Before we finish this section, let us take a look at a particularly important feature of AnyScript mathematics: The ability to compute integral properties. AnyBody has a simple way of approximating the metabolism of muscles based on the simulation of each muscle’s mechanical work. Metabolism is technically a power measured in Watt, and the sum of the individual muscle metabolisms will give us an estimate of the total metabolism involved in the bicycling process. It is fairly simple to add up the muscle metabolisms in the AnyBody study:

/// The study: Operations to be performed on the model
AnyBodyStudy Study = {
  AnyFolder &Model = .Model;
  nStep = 50;

  Gravity = {0.0, -9.81, 0.0};
  tEnd = Main.BikeParameters.T;

  // Useful variables for the optimization
  AnyFolder &r = Main.Model.Leg2D.Right.Mus;
  AnyFolder &l = Main.Model.Leg2D.Left.Mus;
  AnyVar Pmet_total = r.Ham.Pmet+r.BiFemSh.Pmet+r.GlutMax.Pmet+r.RectFem.Pmet+r.Vasti.Pmet+r.Gas.Pmet+r.Sol.Pmet+r.TibAnt.Pmet+l.Ham.Pmet+l.BiFemSh.Pmet+l.GlutMax.Pmet+l.RectFem.Pmet+l.Vasti.Pmet+l.Gas.Pmet+l.Sol.Pmet+l.TibAnt.Pmet;
  

  AnyOutputFun MaxAct = {
    Val = .MaxMuscleActivity;
  };
};

Notice that we have defined the r and l variables for convenience to limit the size of the expressions. If you run the InverseDynamics Analysis (go on and try!) you will find the new variable mentioned in the list of output, and you can view it in the chart view.
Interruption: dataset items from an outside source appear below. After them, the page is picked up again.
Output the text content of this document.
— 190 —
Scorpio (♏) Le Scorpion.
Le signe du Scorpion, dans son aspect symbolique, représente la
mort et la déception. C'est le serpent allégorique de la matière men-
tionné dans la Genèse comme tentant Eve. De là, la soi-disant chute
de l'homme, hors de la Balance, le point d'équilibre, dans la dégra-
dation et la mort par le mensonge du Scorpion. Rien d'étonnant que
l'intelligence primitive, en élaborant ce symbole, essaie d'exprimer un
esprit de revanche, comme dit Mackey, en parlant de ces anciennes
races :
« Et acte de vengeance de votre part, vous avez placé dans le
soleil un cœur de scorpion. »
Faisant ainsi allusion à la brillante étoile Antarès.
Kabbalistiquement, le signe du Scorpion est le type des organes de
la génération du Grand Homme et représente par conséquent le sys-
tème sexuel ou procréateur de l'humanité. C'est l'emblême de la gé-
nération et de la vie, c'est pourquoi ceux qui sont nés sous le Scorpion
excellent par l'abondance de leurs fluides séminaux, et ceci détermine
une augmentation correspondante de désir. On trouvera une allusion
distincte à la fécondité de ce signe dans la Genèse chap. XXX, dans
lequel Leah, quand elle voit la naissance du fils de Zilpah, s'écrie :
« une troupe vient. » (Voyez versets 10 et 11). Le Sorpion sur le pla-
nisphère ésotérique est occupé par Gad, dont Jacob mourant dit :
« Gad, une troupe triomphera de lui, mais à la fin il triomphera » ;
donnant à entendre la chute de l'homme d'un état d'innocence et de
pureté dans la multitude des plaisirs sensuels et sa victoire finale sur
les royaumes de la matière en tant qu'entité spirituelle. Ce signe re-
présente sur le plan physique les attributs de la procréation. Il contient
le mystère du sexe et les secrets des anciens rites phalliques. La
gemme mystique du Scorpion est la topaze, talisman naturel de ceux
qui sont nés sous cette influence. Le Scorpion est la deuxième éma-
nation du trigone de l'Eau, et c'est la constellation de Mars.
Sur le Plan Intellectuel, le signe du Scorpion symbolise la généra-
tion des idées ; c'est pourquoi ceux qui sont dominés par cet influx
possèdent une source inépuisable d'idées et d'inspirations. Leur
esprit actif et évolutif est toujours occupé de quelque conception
../_images/metabolism_curve.png

The area under this curve is the total metabolism combusted over a crank revolution. To compute this we must introduce two more elements. The first one is an AnyOutputFun as we have seen it before. The purpose of this function is to make it semantically possible to refer to the output of the Pmet_total variable before is has actually been computed:

  // Useful variables for the optimization
  AnyFolder &r = Main.Model.Leg2D.Right.Mus;
  AnyFolder &l = Main.Model.Leg2D.Left.Mus;
  AnyVar Pmet_total = r.Ham.Pmet+r.BiFemSh.Pmet+r.GlutMax.Pmet+r.RectFem.Pmet+r.Vasti.Pmet+r.Gas.Pmet+r.Sol.Pmet+r.TibAnt.Pmet+l.Ham.Pmet+l.BiFemSh.Pmet+l.GlutMax.Pmet+l.RectFem.Pmet+l.Vasti.Pmet+l.Gas.Pmet+l.Sol.Pmet+l.TibAnt.Pmet;

  AnyOutputFun MaxAct = {
    Val = .MaxMuscleActivity;
  };
  AnyOutputFun Metabolism = {
    Val = .Pmet_total;
  };
};

The second missing element is the actual integration of the function. This we perform in the parameter study where we define the AnyDesMeasure:

AnyParamStudy ParamStudy = {
  Analysis = {
    AnyOperation &Operation = ..Study.InverseDynamics;
  };
  nStep = {10,10};
  AnyDesVar SaddleHeight = {
    Val = Main.BikeParameters.SaddleHeight;
      Min = 0.61;
      Max = 0.69 /*+ 0.02*/;
  };
  AnyDesVar SaddlePos = {
    Val = Main.BikeParameters.SaddlePos;
      Min = -0.22 /*-0.03*/;
      Max = -0.05;
  };
  AnyDesMeasure MaxAct = {
    Val = max(..Study.MaxAct());
  };
  AnyDesMeasure Metab = {
    Val = secint(..Study.Metabolism(),..Study.tArray);
  };
};

The secint function performs a numerical integration of the first argument against the second argument. Each argument must be an array and the number of components in the two arguments must be the same.

Notice the other two changes: We have changed the variable limits back to what they were before and we have decided to be a little more adventurous and have specified 10 variable steps in each direction. It is time to run the parameter study again. The new Metab variable is now available in the list under the ParamStudy in the Chart window and can be plotted:

../_images/anychart5.png

We shall return to the capabilities of the Chart view in more detail in the next lesson, which deals with the definition of optimization studies.